Voici ce qu’écrit sœur Faustine dans son Petit Journal en 1934, à l’intention de son père spirituel :
« La souffrance est le plus grand trésor de la terre ; elle purifie l’âme. C’est dans la souffrance que nous apprenons qui est pour nous un véritable ami. L’amour véritable se mesure avec le thermomètre de la souffrance. » (PJ 342)
Méditation :
C’est une banalité de dire que c’est lorsque nous sommes dans l’épreuve que nous reconnaissons nos vrais amis, parce que certains nous ignorent et que d’autres nous prennent en compassion et nous viennent en aide, qu’ils demeurent à nos côtés, prennent de nos nouvelles et nous visitent, font pour nous ce que nous ne pouvons plus faire.

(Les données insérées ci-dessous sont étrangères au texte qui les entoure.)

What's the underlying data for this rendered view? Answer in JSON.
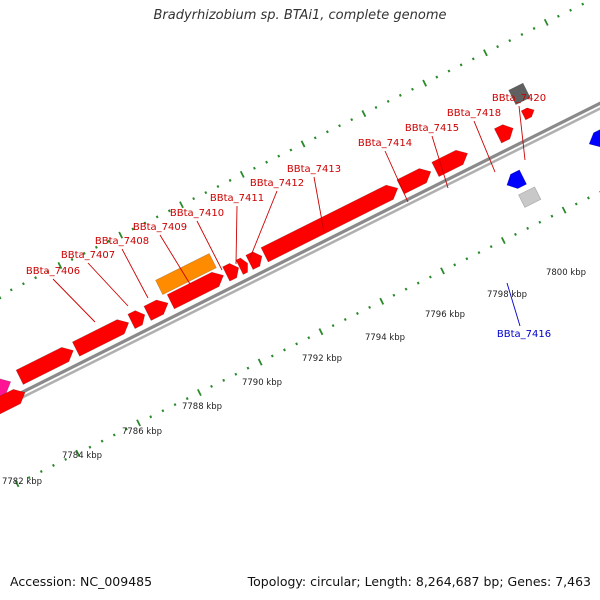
{
  "header": {
    "title": "Bradyrhizobium sp. BTAi1, complete genome"
  },
  "footer": {
    "accession": "Accession: NC_009485",
    "summary": "Topology: circular; Length: 8,264,687 bp; Genes: 7,463"
  },
  "colors": {
    "backbone": "#8a8a8a",
    "forward_gene": "#ff0000",
    "reverse_gene": "#0000ff",
    "gene_label_forward": "#cc0000",
    "gene_label_reverse": "#0000cc",
    "tick": "#2a8a2a",
    "highlight_gene": "#ff8c00",
    "pink_gene": "#ff1493",
    "gray_gene": "#606060",
    "light_gray_gene": "#c8c8c8",
    "slate_gene": "#483d8b"
  },
  "scale": {
    "unit": "kbp",
    "labels": [
      "7782 kbp",
      "7784 kbp",
      "7786 kbp",
      "7788 kbp",
      "7790 kbp",
      "7792 kbp",
      "7794 kbp",
      "7796 kbp",
      "7798 kbp",
      "7800 kbp"
    ]
  },
  "gene_labels": {
    "forward": [
      "BBta_7406",
      "BBta_7407",
      "BBta_7408",
      "BBta_7409",
      "BBta_7410",
      "BBta_7411",
      "BBta_7412",
      "BBta_7413",
      "BBta_7414",
      "BBta_7415",
      "BBta_7418",
      "BBta_7420"
    ],
    "reverse": [
      "BBta_7416"
    ]
  }
}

Dans cette page, sœur Faustine évoque le soutien que Jésus lui apporte dans les épreuves de la vie quotidienne au couvent et dans celles de la foi, depuis les souffrances morales qui sont liées au Tableau et à la fête du Dimanche de la Miséricorde, jusqu’aux souffrances de la nuit spirituelle qu’elle traverse, en passant par sa mauvaise santé physique. De tout cela, non seulement elle ne se plaint pas, mais elle rend grâce à Dieu. Elle redit que le Seigneur est ce véritable ami qui nous est toujours présent dans la souffrance, et surtout quand les tourments s’accumulent et que nous nous imaginons que personne ne nous comprend. Pour nous, c’est alors l’heure de l’épreuve de la confiance : notre cœur est-il disposé à prononcer avec sincérité ces mots très simples dictés par Jésus lui-même : « Jésus, j’ai confiance en toi » ?
Dire que la souffrance est « le plus grand trésor de la terre » pourrait être mal compris et passer pour une sorte de complaisance malsaine à la douleur. Mais il s’agit ici de la miséricorde de Dieu. Et en tout premier lieu de la Passion du Christ qui nous rachète. Jésus a été abandonné de la plupart de ses amis. La Croix nous laisse toujours désemparés parce que le Christ souffre au plus haut point et que nous ne pouvons pas prendre la vraie mesure du don qu’il fait de sa vie. Mais, que nous acceptions ou non cette offrande du Christ sur la Croix, que nous soyons parmi ses amis ou parmi ses ennemis, parmi ceux qui fuient dès la moindre alerte ou même parmi les indifférents et les ignorants, le don du Christ ne change pas : il a payé notre rançon et nous a libérés du péché et de la mort, nous sommes rachetés.
Alors par quoi rembourserons-nous cette dette que nous avons envers Jésus si ce n’est par le don de nous-mêmes, par le don de notre essentiel ? Les consacrés religieux et laïques comprennent cela en s’offrant à Dieu en sacrifice vivant et saint et en acceptant tout, absolument tout, de ce qu’ils ont à vivre. Ils quittent les pentes naturelles de leurs affections et de leurs désirs et considèrent comme méprisable tout ce qui les sépare même un tout petit peu de Dieu. Mais ce don d’eux-mêmes n’est pas sans conséquences : ils paient le même prix que leur Seigneur. Et les frères qui vivent à leur côté apprennent d’eux ce qu’est la valeur du détachement de soi, de l’acceptation de l’effondrement des projets, de l’incertitude, du renoncement, de l’épuisement.
Ceux qui s’approchent de Jésus miséricordieux apprennent à se mettre à son école pour devenir les serviteurs de l’humanité souffrante : comme jadis à ses disciples, Jésus leur dit « Je ne vous appelle plus serviteurs, car le serviteur ne sait pas ce que fait son maître, mais je vous appelle mes amis ». A nous, ses amis, Jésus nous apprend à être ses instruments, à être son cœur pour les hommes : nous qui acceptons de suivre Jésus, nous apprenons à sublimer la souffrance et les épreuves. C’est-à-dire non seulement à les accepter telles qu’elles arrivent et même telles qu’elles font leur creux en nous, mais à les offrir pour les épreuves des autres, de nos proches et de ceux que l’on nous confie dans la prière, et même de l’humanité tout entière. Et nous faisons œuvre de miséricorde en demandant la grâce de ressentir les souffrances physiques et morales de notre prochain, et de ne refuser cette œuvre d’amour à personne. Nous taisons nos propres souffrances et nous les déposons, avec celles de nos frères, dans le cœur très miséricordieux de Jésus.